As someone who is both a hip hop enthusiast and proponent, I try my best not to limit an album or artists potential audience by breaking out the old “if you like that, you’ll like this!” routine, but sometimes it seems hard to avoid. For instance, to use a topical & local example, it seems hard to imagine that you’d get the same level of enthusiasm from one of the random dudes on Twitter proclaiming Classified’s latest album to be the best thing since sliced rap-bread, if you played them Jesse Dangerously’s new album Humble & Brilliant.
That’s not to say you can’t be fans of both albums, I certainly am, but I guess the point I’m labouring to make here is simply this: if you like smart rap (“smart rap” could also be called “nerdcore”, which I see associated with JD quite often), you should like the hell out of Humble & Brilliant. And make no mistake, this is smarty-pants rap of a high caliber – the album opens with a song called file_id.diz, which, despite my roles as the hill’s tech guy and my day job as a pseudo-computer guy, I needed to Michael Google it to have any idea about what it was.

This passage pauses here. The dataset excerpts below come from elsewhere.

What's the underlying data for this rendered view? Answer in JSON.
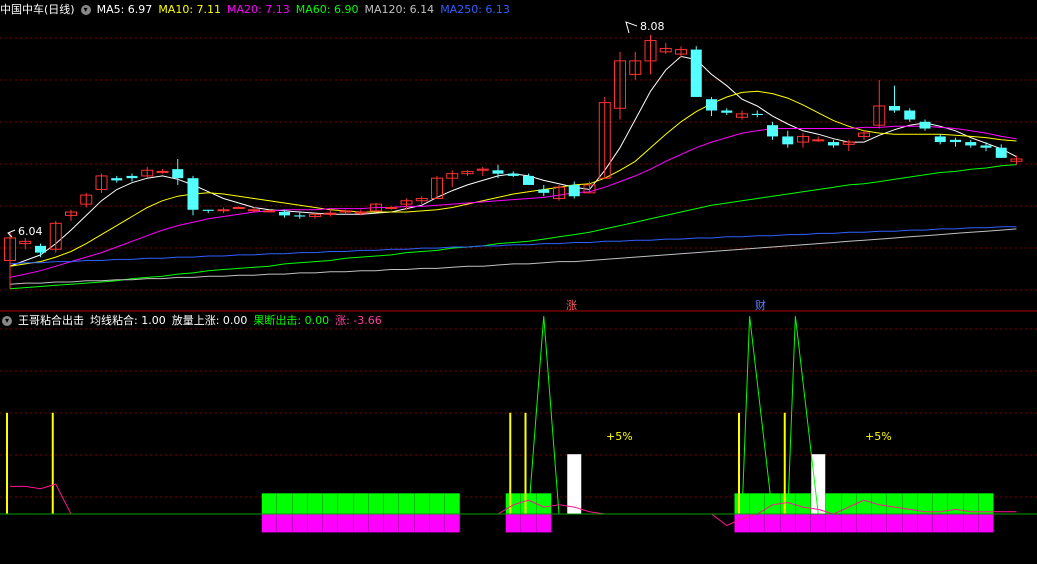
{
  "main_header": {
    "title": "中国中车(日线)",
    "indicators": [
      {
        "label": "MA5: 6.97",
        "color": "#ffffff"
      },
      {
        "label": "MA10: 7.11",
        "color": "#ffff00"
      },
      {
        "label": "MA20: 7.13",
        "color": "#ff00ff"
      },
      {
        "label": "MA60: 6.90",
        "color": "#00ff00"
      },
      {
        "label": "MA120: 6.14",
        "color": "#c0c0c0"
      },
      {
        "label": "MA250: 6.13",
        "color": "#3060ff"
      }
    ]
  },
  "sub_header": {
    "title": "王哥粘合出击",
    "indicators": [
      {
        "label": "均线粘合: 1.00",
        "color": "#ffffff"
      },
      {
        "label": "放量上涨: 0.00",
        "color": "#ffffff"
      },
      {
        "label": "果断出击: 0.00",
        "color": "#00ff00"
      },
      {
        "label": "涨: -3.66",
        "color": "#ff40a0"
      }
    ]
  },
  "annotations": {
    "high_label": "8.08",
    "low_label": "6.04",
    "event_zhang": "涨",
    "event_cai": "财",
    "plus5_a": "+5%",
    "plus5_b": "+5%"
  },
  "colors": {
    "up": "#ff3232",
    "down": "#54ffff",
    "grid": "#800000",
    "ma5": "#ffffff",
    "ma10": "#ffff00",
    "ma20": "#ff00ff",
    "ma60": "#00ff00",
    "ma120": "#c0c0c0",
    "ma250": "#3060ff"
  },
  "chart_data": [
    {
      "type": "candlestick",
      "title": "中国中车(日线)",
      "y_range": [
        5.7,
        8.2
      ],
      "candles": [
        [
          6.05,
          6.3,
          5.8,
          6.25
        ],
        [
          6.2,
          6.25,
          6.15,
          6.22
        ],
        [
          6.18,
          6.2,
          6.08,
          6.12
        ],
        [
          6.15,
          6.4,
          6.12,
          6.38
        ],
        [
          6.45,
          6.5,
          6.4,
          6.48
        ],
        [
          6.55,
          6.65,
          6.52,
          6.63
        ],
        [
          6.68,
          6.82,
          6.65,
          6.8
        ],
        [
          6.78,
          6.8,
          6.74,
          6.76
        ],
        [
          6.8,
          6.82,
          6.75,
          6.78
        ],
        [
          6.8,
          6.88,
          6.78,
          6.85
        ],
        [
          6.84,
          6.86,
          6.82,
          6.84
        ],
        [
          6.86,
          6.95,
          6.72,
          6.78
        ],
        [
          6.78,
          6.8,
          6.45,
          6.5
        ],
        [
          6.5,
          6.5,
          6.47,
          6.49
        ],
        [
          6.5,
          6.52,
          6.47,
          6.5
        ],
        [
          6.52,
          6.53,
          6.51,
          6.52
        ],
        [
          6.5,
          6.52,
          6.48,
          6.5
        ],
        [
          6.49,
          6.5,
          6.48,
          6.49
        ],
        [
          6.48,
          6.5,
          6.43,
          6.45
        ],
        [
          6.45,
          6.48,
          6.42,
          6.44
        ],
        [
          6.44,
          6.47,
          6.42,
          6.46
        ],
        [
          6.46,
          6.5,
          6.44,
          6.47
        ],
        [
          6.48,
          6.5,
          6.46,
          6.49
        ],
        [
          6.47,
          6.5,
          6.45,
          6.48
        ],
        [
          6.49,
          6.56,
          6.48,
          6.55
        ],
        [
          6.52,
          6.53,
          6.5,
          6.52
        ],
        [
          6.55,
          6.6,
          6.5,
          6.58
        ],
        [
          6.58,
          6.62,
          6.55,
          6.6
        ],
        [
          6.6,
          6.8,
          6.6,
          6.78
        ],
        [
          6.78,
          6.85,
          6.7,
          6.82
        ],
        [
          6.82,
          6.85,
          6.8,
          6.84
        ],
        [
          6.85,
          6.88,
          6.8,
          6.86
        ],
        [
          6.85,
          6.9,
          6.78,
          6.82
        ],
        [
          6.82,
          6.84,
          6.79,
          6.8
        ],
        [
          6.8,
          6.82,
          6.72,
          6.72
        ],
        [
          6.68,
          6.72,
          6.62,
          6.65
        ],
        [
          6.6,
          6.72,
          6.58,
          6.7
        ],
        [
          6.72,
          6.75,
          6.6,
          6.62
        ],
        [
          6.65,
          6.75,
          6.65,
          6.72
        ],
        [
          6.78,
          7.5,
          6.78,
          7.45
        ],
        [
          7.4,
          7.9,
          7.3,
          7.82
        ],
        [
          7.7,
          7.9,
          7.65,
          7.82
        ],
        [
          7.82,
          8.05,
          7.7,
          8.0
        ],
        [
          7.9,
          7.98,
          7.88,
          7.93
        ],
        [
          7.88,
          7.95,
          7.85,
          7.92
        ],
        [
          7.92,
          7.95,
          7.5,
          7.5
        ],
        [
          7.48,
          7.5,
          7.33,
          7.38
        ],
        [
          7.38,
          7.4,
          7.34,
          7.36
        ],
        [
          7.32,
          7.38,
          7.3,
          7.35
        ],
        [
          7.35,
          7.38,
          7.32,
          7.34
        ],
        [
          7.25,
          7.28,
          7.12,
          7.15
        ],
        [
          7.15,
          7.2,
          7.05,
          7.08
        ],
        [
          7.1,
          7.18,
          7.05,
          7.15
        ],
        [
          7.12,
          7.15,
          7.1,
          7.12
        ],
        [
          7.1,
          7.12,
          7.05,
          7.07
        ],
        [
          7.08,
          7.12,
          7.02,
          7.1
        ],
        [
          7.15,
          7.2,
          7.12,
          7.18
        ],
        [
          7.25,
          7.65,
          7.22,
          7.42
        ],
        [
          7.42,
          7.6,
          7.36,
          7.38
        ],
        [
          7.38,
          7.4,
          7.28,
          7.3
        ],
        [
          7.28,
          7.3,
          7.2,
          7.22
        ],
        [
          7.15,
          7.17,
          7.08,
          7.1
        ],
        [
          7.12,
          7.14,
          7.06,
          7.1
        ],
        [
          7.1,
          7.12,
          7.05,
          7.07
        ],
        [
          7.07,
          7.1,
          7.02,
          7.05
        ],
        [
          7.05,
          7.08,
          6.96,
          6.96
        ],
        [
          6.93,
          6.98,
          6.9,
          6.95
        ]
      ],
      "x_dates": []
    },
    {
      "type": "line",
      "title": "moving averages",
      "series": [
        {
          "name": "MA5",
          "values": [
            6.0,
            6.05,
            6.1,
            6.2,
            6.32,
            6.45,
            6.58,
            6.68,
            6.74,
            6.78,
            6.8,
            6.77,
            6.72,
            6.66,
            6.6,
            6.56,
            6.52,
            6.5,
            6.49,
            6.48,
            6.47,
            6.46,
            6.46,
            6.46,
            6.47,
            6.48,
            6.51,
            6.54,
            6.61,
            6.67,
            6.72,
            6.76,
            6.8,
            6.82,
            6.8,
            6.76,
            6.73,
            6.7,
            6.68,
            6.85,
            7.05,
            7.3,
            7.55,
            7.74,
            7.86,
            7.83,
            7.7,
            7.6,
            7.48,
            7.42,
            7.33,
            7.26,
            7.2,
            7.17,
            7.13,
            7.1,
            7.1,
            7.16,
            7.21,
            7.25,
            7.27,
            7.24,
            7.2,
            7.14,
            7.09,
            7.04,
            6.97
          ]
        },
        {
          "name": "MA10",
          "values": [
            6.0,
            6.02,
            6.04,
            6.08,
            6.13,
            6.2,
            6.28,
            6.36,
            6.44,
            6.52,
            6.58,
            6.62,
            6.64,
            6.65,
            6.64,
            6.62,
            6.6,
            6.58,
            6.56,
            6.54,
            6.52,
            6.5,
            6.49,
            6.48,
            6.48,
            6.48,
            6.48,
            6.49,
            6.5,
            6.52,
            6.55,
            6.58,
            6.61,
            6.64,
            6.66,
            6.68,
            6.7,
            6.72,
            6.73,
            6.78,
            6.85,
            6.93,
            7.05,
            7.17,
            7.28,
            7.37,
            7.44,
            7.5,
            7.54,
            7.55,
            7.53,
            7.49,
            7.43,
            7.36,
            7.29,
            7.24,
            7.2,
            7.18,
            7.17,
            7.17,
            7.17,
            7.17,
            7.16,
            7.15,
            7.14,
            7.12,
            7.11
          ]
        },
        {
          "name": "MA20",
          "values": [
            5.9,
            5.93,
            5.96,
            6.0,
            6.04,
            6.08,
            6.12,
            6.17,
            6.22,
            6.27,
            6.32,
            6.36,
            6.39,
            6.42,
            6.44,
            6.46,
            6.48,
            6.49,
            6.5,
            6.5,
            6.5,
            6.51,
            6.51,
            6.51,
            6.52,
            6.52,
            6.53,
            6.53,
            6.54,
            6.55,
            6.56,
            6.57,
            6.58,
            6.59,
            6.6,
            6.61,
            6.63,
            6.65,
            6.66,
            6.7,
            6.75,
            6.8,
            6.86,
            6.93,
            6.99,
            7.05,
            7.1,
            7.14,
            7.18,
            7.2,
            7.22,
            7.22,
            7.22,
            7.22,
            7.22,
            7.22,
            7.23,
            7.23,
            7.24,
            7.24,
            7.24,
            7.23,
            7.22,
            7.2,
            7.18,
            7.15,
            7.13
          ]
        },
        {
          "name": "MA60",
          "values": [
            5.8,
            5.81,
            5.82,
            5.83,
            5.84,
            5.85,
            5.86,
            5.87,
            5.89,
            5.9,
            5.91,
            5.93,
            5.94,
            5.96,
            5.97,
            5.98,
            5.99,
            6.0,
            6.02,
            6.03,
            6.04,
            6.05,
            6.07,
            6.08,
            6.09,
            6.1,
            6.12,
            6.13,
            6.14,
            6.16,
            6.17,
            6.18,
            6.2,
            6.21,
            6.22,
            6.24,
            6.26,
            6.28,
            6.3,
            6.33,
            6.36,
            6.39,
            6.42,
            6.45,
            6.48,
            6.51,
            6.54,
            6.56,
            6.58,
            6.6,
            6.62,
            6.64,
            6.66,
            6.68,
            6.7,
            6.72,
            6.73,
            6.75,
            6.77,
            6.79,
            6.81,
            6.83,
            6.84,
            6.86,
            6.87,
            6.89,
            6.9
          ]
        },
        {
          "name": "MA120",
          "values": [
            5.84,
            5.85,
            5.85,
            5.86,
            5.86,
            5.87,
            5.87,
            5.88,
            5.88,
            5.89,
            5.89,
            5.9,
            5.9,
            5.91,
            5.91,
            5.92,
            5.92,
            5.93,
            5.93,
            5.94,
            5.94,
            5.95,
            5.95,
            5.96,
            5.96,
            5.97,
            5.97,
            5.98,
            5.98,
            5.99,
            6.0,
            6.0,
            6.01,
            6.02,
            6.02,
            6.03,
            6.04,
            6.04,
            6.05,
            6.06,
            6.07,
            6.08,
            6.09,
            6.1,
            6.11,
            6.12,
            6.13,
            6.14,
            6.15,
            6.16,
            6.17,
            6.18,
            6.19,
            6.2,
            6.21,
            6.22,
            6.23,
            6.24,
            6.25,
            6.26,
            6.27,
            6.28,
            6.29,
            6.3,
            6.31,
            6.32,
            6.33
          ]
        },
        {
          "name": "MA250",
          "values": [
            6.02,
            6.03,
            6.03,
            6.04,
            6.04,
            6.05,
            6.05,
            6.06,
            6.06,
            6.07,
            6.07,
            6.08,
            6.08,
            6.09,
            6.09,
            6.1,
            6.1,
            6.11,
            6.11,
            6.12,
            6.12,
            6.13,
            6.13,
            6.14,
            6.14,
            6.15,
            6.15,
            6.16,
            6.16,
            6.17,
            6.17,
            6.18,
            6.18,
            6.19,
            6.19,
            6.2,
            6.2,
            6.21,
            6.21,
            6.22,
            6.22,
            6.23,
            6.23,
            6.24,
            6.24,
            6.25,
            6.25,
            6.26,
            6.26,
            6.27,
            6.27,
            6.28,
            6.28,
            6.29,
            6.29,
            6.3,
            6.3,
            6.31,
            6.31,
            6.32,
            6.32,
            6.33,
            6.33,
            6.34,
            6.34,
            6.35,
            6.35
          ]
        }
      ]
    },
    {
      "type": "bar",
      "title": "王哥粘合出击",
      "y_range": [
        -2,
        8
      ],
      "green_bars": [
        17,
        18,
        19,
        20,
        21,
        22,
        23,
        24,
        25,
        26,
        27,
        28,
        29,
        33,
        34,
        35,
        48,
        49,
        50,
        51,
        52,
        53,
        54,
        55,
        56,
        57,
        58,
        59,
        60,
        61,
        62,
        63,
        64
      ],
      "magenta_bars": [
        17,
        18,
        19,
        20,
        21,
        22,
        23,
        24,
        25,
        26,
        27,
        28,
        29,
        33,
        34,
        35,
        48,
        49,
        50,
        51,
        52,
        53,
        54,
        55,
        56,
        57,
        58,
        59,
        60,
        61,
        62,
        63,
        64
      ],
      "yellow_lines": [
        0,
        3,
        33,
        34,
        48,
        51
      ],
      "white_bars": [
        37,
        53
      ],
      "spikes": [
        {
          "start": 34,
          "peak": 35,
          "end": 36
        },
        {
          "start": 48,
          "peak": 48.5,
          "end": 50
        },
        {
          "start": 51,
          "peak": 51.5,
          "end": 53
        }
      ],
      "rise_line": [
        1.2,
        1.2,
        1.1,
        1.3,
        0,
        0,
        0,
        0,
        0,
        0,
        0,
        0,
        0,
        0,
        0,
        0,
        0,
        0,
        0,
        0,
        0,
        0,
        0,
        0,
        0,
        0,
        0,
        0,
        0,
        0,
        0,
        0,
        0,
        0.4,
        0.6,
        0.3,
        0.4,
        0.3,
        0.1,
        0,
        0,
        0,
        0,
        0,
        0,
        0,
        0,
        -0.5,
        -0.2,
        0,
        0.4,
        0.5,
        0.3,
        0.2,
        0,
        0.3,
        0.6,
        0.4,
        0.3,
        0.2,
        0.1,
        0.1,
        0.2,
        0.1,
        0.1,
        0.1,
        0.1
      ]
    }
  ]
}
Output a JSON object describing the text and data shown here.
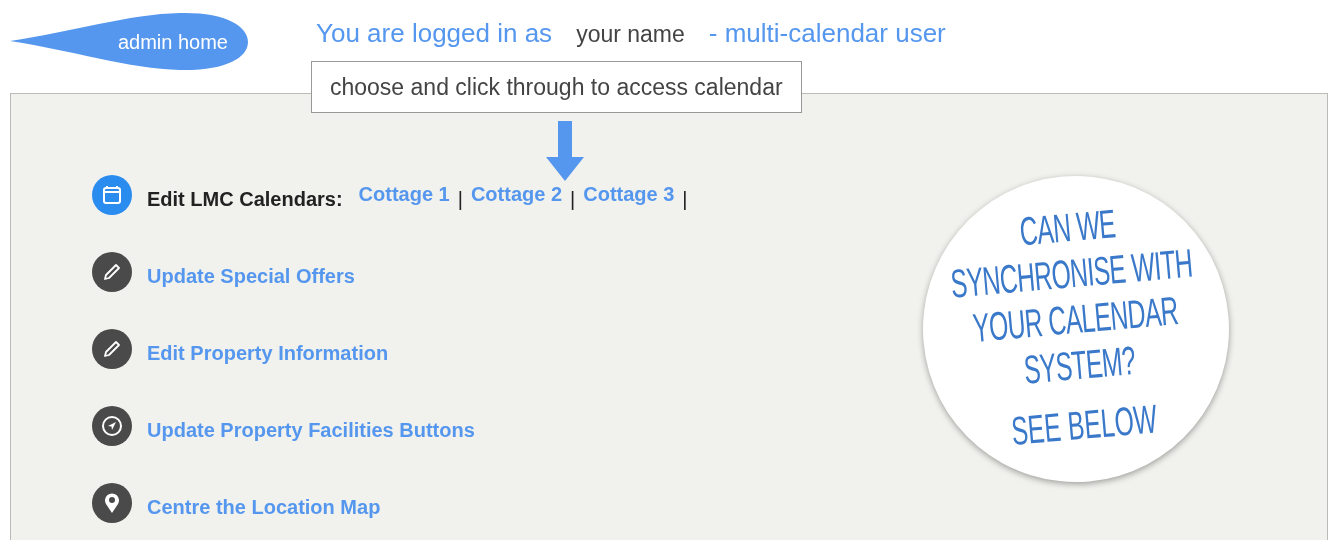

Not that there’s anything wrong with smart rap, Jebus knows we can use all the smart-filled hip hop we can get to offset the mostly not-smart-at-all rap that is popular or mainstream nowadays. And as Jesse himself points out on How Shall I Send Thee?, MC’s once aspired to the “genius” moniker (Kwame The Boy Genius anyone?), but that seems to have gone out of style unfortunately.
I don’t want to leave you with the impression that Humble & Brilliant is all complex theorems in rap-lyric form, there’s plenty of good old fashioned rap braggadocio to be had here – the brooding, bassline & horns driven Halifax Rap Legend is a prime example. The irrepressible Timbuktu shows up on Tim I Said No Guests!, and there’s even a tap-dance break, courtesy of Audra Williams (the only tap-dance break in Canadian or rap history in general?) on Bring Your Girlfriend to Rap Day so there’s fun to be had as well. Musically, the album also succeeds, as its mix of traditional hip hop sounds and organic instrumentation provided by Jesse in his producer guise (he also plays the Children’s glockenspiel, ukulele, chord organ, and drum kit at various points) keeps things interesting.
As if all waffle above weren’t reason enough to cop Humble & Brilliant for yourself, it has the awesome artwork above done by Halifax’s Mike Holmes and comes with a “70-page chapbook of lyrics and liner notes. Reads like a novel or textbook, only more brilliant!”. Sounds like a good deal to me, so go grab one while they last.